Sono oltre duecento i mafiosi che stanno scontando condanne, quasi la totalità all’ergastolo, in regime di 41bis. Tra questi ci sono anche venti boss della provincia di Agrigento.  Figure “storiche” della mafia agrigentina e anche quelle più “recenti”, coinvolte nelle ultime inchieste su Cosa nostra. Ecco chi sono.

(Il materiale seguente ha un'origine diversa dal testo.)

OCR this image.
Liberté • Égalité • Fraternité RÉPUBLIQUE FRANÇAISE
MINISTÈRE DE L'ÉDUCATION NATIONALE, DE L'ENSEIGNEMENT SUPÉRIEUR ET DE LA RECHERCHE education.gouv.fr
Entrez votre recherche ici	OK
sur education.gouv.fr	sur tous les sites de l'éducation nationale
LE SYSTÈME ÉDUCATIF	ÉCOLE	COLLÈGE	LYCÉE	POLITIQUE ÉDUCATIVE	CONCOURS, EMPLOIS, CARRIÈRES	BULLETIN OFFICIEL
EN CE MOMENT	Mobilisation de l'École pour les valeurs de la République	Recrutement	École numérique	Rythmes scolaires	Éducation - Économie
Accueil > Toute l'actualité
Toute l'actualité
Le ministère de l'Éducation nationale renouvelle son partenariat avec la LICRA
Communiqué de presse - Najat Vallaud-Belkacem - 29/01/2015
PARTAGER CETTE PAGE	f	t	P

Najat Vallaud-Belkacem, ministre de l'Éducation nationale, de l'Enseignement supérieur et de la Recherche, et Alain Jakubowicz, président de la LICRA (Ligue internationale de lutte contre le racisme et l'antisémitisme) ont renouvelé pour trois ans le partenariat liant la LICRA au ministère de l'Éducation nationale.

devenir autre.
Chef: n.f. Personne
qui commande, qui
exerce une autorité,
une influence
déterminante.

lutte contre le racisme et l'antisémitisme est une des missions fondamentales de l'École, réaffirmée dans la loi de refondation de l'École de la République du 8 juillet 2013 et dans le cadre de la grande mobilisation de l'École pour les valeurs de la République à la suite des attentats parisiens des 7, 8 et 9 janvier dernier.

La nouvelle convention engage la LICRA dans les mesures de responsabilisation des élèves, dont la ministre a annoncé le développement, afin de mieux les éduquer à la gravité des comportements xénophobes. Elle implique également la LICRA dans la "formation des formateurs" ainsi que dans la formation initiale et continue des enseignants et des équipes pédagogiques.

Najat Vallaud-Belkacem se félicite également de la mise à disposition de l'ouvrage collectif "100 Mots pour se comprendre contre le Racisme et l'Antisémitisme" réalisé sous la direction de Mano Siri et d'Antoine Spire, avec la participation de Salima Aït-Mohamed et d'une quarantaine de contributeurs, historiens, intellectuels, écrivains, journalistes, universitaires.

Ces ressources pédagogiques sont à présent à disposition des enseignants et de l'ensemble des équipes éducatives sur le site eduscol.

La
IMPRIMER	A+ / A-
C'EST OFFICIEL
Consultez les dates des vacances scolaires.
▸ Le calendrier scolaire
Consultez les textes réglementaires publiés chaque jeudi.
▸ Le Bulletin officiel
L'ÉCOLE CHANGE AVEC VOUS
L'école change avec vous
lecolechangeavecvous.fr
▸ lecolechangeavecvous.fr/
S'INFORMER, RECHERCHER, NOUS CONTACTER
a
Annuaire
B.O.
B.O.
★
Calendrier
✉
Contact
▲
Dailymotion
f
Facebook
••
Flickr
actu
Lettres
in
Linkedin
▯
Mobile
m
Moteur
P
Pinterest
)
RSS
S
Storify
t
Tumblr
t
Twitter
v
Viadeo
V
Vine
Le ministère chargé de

Luigi Boncori: considerato il capo della famiglia mafiosa di Ravanusa, condannato a 20 anni di reclusione nell’operazione Xidy; Giancarlo Buggea, ritenuto membro di spicco del mandamento mafioso di Canicattì, condannato a 20 anni nell’operazione Xidy; Mario Capizzi, al vertice della famiglia mafiosa di Ribera, condannato all’ergastolo poiché coinvolto nel sequestro del piccolo Di Matteo; Calogero Di Caro, storico capo del mandamento di Canicattì, condannato a 22 anni nell’inchiesta Vultur e 20 anni nell’operazione Xidy; Giuseppe Falsone, capo di cosa nostra agrigentina, condannato all’ergastolo dopo essere stato arrestato a Marsiglia dopo anni di latitanza; Giuseppe Fanara, di Santa Elisabetta, condannato all’ergastolo; Salvatore Fragapane, storico capo dell’intera provincia di Agrigento, condannato all’ergastolo; Stefano Fragapane, figlio di Salvatore, condannato all’ergastolo per diversi omicidi; Francesco Fragapane, figlio di Salvatore e fratello di Francesco, condannato a 14 anni per aver tentato di costituire il mandamento della Montagna; Joseph Focoso, condannato all’ergastolo per l’omicidio del maresciallo Guazzelli; Vincenzo Licata, di Grotte, sta scontando tre ergastoli; Angelo Longo, ritenuto il capo della famiglia di Cammarata, sta scontando l’ergastolo perché coinvolto nel sequestro del piccolo Di Matteo; Antonio Massimino, condannato a 20 anni nell’inchiesta Kerkent, ritenuto al vertice della famiglia di Villaseta; Giuseppe Messina, empedoclino, condannato all’ergastolo; Gerlandino Messina, ritenuto per anni il numero due di cosa nostra agrigentina, condannato all’ergastolo e catturato dopo anni di latitanza; Giuseppe Nugara, ritenuto il capo della famiglia di San Biagio Platani, sta scontando 16 anni dopo l’operazione Montagna; Giuseppe Putrone, fratello del collaboratore Luigi, empedoclino, sta scontando l’ergastolo; Ignazio Ribisi, di Palma di Montechiaro, sta scontando l’ergastolo per l’omicidio di Pietro Giro; Giuseppe Sicilia, ritenuto il capo della famiglia mafiosa di Favara, condannato a 18 anni e 8 mesi nell’inchiesta Xidy.